= Esprit Blanche =

French psychiatrist (1796–1852)

Esprit Sylvestre Blanche (15 May 1796, Rouen – 8 November 1852, Paris) was a French psychiatrist.

==Biography==

His father, Antoine Louis Blanche (1753–1816), was a chief surgeon of the military hospitals of Rouen. After finishing a doctorate of medical studies in 1819 at the Paris School of Medicine, he devoted his life to the study of mental health. He founded a nursing home on the heights of Montmartre, where he took up again principles of a treatment developed by Philippe Pinel, but had his patients keep in touch with a new family instead of isolating them from others. Doctor Blanche counted Nerval and Gounod among his many patients.

In 1826, he moved his Montmartre institution to the Hotel of Lamballe (l’Hôtel de Lamballe) in Passy; the building and its grounds belonged to the Princess of Lamballe.
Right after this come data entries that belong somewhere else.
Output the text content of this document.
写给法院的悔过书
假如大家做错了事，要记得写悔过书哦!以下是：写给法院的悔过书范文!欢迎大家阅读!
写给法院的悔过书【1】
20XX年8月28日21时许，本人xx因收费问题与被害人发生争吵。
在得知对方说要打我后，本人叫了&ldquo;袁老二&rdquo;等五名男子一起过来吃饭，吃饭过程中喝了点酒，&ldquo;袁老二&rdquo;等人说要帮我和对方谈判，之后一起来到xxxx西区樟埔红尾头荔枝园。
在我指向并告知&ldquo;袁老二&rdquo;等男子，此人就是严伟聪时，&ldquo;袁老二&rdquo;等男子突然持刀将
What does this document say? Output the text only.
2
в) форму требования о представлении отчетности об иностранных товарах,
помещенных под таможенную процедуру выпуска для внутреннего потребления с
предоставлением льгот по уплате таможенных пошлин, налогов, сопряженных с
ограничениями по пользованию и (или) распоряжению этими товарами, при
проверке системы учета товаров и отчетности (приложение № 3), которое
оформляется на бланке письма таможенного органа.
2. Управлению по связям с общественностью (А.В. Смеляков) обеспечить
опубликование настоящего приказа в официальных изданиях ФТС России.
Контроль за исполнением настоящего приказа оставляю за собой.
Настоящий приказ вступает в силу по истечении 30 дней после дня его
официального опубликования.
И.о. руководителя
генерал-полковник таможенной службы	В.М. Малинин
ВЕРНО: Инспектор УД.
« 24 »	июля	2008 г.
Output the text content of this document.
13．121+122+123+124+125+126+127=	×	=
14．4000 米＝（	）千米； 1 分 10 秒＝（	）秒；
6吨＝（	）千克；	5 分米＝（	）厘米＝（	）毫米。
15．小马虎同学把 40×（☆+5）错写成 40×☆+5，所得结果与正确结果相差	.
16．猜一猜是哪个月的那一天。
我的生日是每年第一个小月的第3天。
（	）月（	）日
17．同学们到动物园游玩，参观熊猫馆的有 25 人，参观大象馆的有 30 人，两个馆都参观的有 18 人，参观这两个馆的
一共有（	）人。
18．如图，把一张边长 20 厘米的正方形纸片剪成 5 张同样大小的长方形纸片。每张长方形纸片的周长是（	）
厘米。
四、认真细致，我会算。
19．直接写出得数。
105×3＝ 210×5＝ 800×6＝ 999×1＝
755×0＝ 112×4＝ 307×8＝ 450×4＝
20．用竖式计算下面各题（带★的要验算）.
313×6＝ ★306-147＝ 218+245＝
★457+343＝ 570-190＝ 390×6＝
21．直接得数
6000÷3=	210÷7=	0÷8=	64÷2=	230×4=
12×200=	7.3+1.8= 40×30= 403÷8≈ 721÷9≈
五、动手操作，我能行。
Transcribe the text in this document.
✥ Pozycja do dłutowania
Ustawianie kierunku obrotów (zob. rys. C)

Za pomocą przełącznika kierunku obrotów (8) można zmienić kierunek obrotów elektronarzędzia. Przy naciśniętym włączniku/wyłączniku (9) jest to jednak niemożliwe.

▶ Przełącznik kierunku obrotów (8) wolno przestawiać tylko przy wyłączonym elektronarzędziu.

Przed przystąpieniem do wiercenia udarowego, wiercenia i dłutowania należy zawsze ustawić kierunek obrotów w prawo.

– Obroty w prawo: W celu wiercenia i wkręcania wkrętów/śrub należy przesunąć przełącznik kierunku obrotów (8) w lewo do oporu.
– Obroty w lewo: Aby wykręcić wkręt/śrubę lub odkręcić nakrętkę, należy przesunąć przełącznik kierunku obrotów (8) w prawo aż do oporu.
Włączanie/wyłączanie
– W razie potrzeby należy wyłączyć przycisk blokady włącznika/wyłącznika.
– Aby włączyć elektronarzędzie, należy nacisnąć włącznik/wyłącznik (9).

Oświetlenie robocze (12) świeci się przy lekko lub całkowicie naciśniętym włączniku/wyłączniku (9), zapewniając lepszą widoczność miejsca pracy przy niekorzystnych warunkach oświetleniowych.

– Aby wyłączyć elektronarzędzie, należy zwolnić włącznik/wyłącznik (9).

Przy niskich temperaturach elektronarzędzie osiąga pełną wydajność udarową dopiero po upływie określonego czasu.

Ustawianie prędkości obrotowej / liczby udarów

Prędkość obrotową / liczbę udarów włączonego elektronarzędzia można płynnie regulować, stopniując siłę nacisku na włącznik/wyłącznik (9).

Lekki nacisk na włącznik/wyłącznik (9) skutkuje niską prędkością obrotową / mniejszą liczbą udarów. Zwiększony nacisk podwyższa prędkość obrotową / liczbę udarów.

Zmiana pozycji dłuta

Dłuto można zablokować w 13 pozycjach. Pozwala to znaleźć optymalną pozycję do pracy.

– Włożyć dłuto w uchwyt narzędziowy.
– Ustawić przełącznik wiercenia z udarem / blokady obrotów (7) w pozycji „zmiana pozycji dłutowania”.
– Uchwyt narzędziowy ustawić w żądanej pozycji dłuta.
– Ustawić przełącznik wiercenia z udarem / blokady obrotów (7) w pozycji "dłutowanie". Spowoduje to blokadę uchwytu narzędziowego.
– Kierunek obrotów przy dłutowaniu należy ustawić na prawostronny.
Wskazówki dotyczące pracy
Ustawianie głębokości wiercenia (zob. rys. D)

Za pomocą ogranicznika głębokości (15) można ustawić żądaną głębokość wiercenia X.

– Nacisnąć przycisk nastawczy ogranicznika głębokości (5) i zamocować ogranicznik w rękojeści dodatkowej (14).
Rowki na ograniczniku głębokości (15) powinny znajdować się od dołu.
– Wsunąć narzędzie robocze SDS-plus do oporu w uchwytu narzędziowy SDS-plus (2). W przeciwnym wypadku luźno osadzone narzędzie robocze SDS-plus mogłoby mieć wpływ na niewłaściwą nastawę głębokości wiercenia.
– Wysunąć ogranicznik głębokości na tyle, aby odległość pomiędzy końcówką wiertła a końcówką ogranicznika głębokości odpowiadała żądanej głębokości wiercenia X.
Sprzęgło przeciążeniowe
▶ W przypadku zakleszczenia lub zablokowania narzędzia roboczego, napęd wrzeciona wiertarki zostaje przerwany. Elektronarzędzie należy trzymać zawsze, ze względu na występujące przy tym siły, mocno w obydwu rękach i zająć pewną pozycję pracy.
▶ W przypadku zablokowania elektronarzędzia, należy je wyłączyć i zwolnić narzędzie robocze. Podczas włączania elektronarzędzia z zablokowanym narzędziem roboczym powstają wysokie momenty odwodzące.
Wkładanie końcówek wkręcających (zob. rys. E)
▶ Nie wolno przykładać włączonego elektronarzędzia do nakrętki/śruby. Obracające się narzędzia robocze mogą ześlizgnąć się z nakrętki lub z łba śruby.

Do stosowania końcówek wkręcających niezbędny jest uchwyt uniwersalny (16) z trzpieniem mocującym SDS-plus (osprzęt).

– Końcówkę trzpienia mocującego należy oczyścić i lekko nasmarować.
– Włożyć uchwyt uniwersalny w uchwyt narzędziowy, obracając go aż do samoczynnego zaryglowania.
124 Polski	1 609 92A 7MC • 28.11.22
After his death, his son Antoine Émile Blanche, the father of painter Jacques-Émile Blanche, took over the management of his nursing home, which he kept until 1872. Guy de Maupassant, the French writer, stayed there during the last months of his life (1892–1893), at the clinic of Doctor Blanche.

A member of The Medical Board of Association of Dramatic Artists, he was awarded the Legion of Honor (la Légion d’honneur) in 1834.

He married Marie Madeleine Sophie Bertrand (1800–1876). His daughter, Claire Lydie Blanche, born in 1829 became the wife of architect Léon Ohnet (1813–1874) and the mother of writer Georges Ohnet. He was also the father of Louis Alfred Blanche, born in 1823, an architect in Paris and Antoine Émile Blanche, born in 1820, a psychiatrist.

He was buried in the 2nd section of Passy Cemetery.

==Posterity==

A street in Paris (la rue du Docteur Blanche) was named after him. Another street with the same name, in Rouen, owes its name to his brother, doctor Antoine Emmanuel Pascal Blanche (1785–1849).

==Books==

- Du danger des rigueurs corporelles dans le traitement de la folie (On the danger of physical rigors when treating insanity), Paris, Gardembas, 1839
- De l’état actuel de traitement de la folie en France (On the current treatment of insanity in France), Paris, Gardembas, 1840

==See also==

===Bibliography===
- Georges-Paul Collet, Jacques-Émile Blanche. Le peintre écrivain, Bartillat, 2006, 567p
- Théodore-Éloi Lebreton, Biographie rouennaise, Rouen, Le Brument, 1865.
- Laure Murat, La Maison du docteur Blanche, Paris, Jean-Claude Lattès, 2001, 424p.

===Film===

A film named La Clinique du Docteur Blanche (The clinic of Doctor Blanche) was directed by Sarah Lévy in 2014.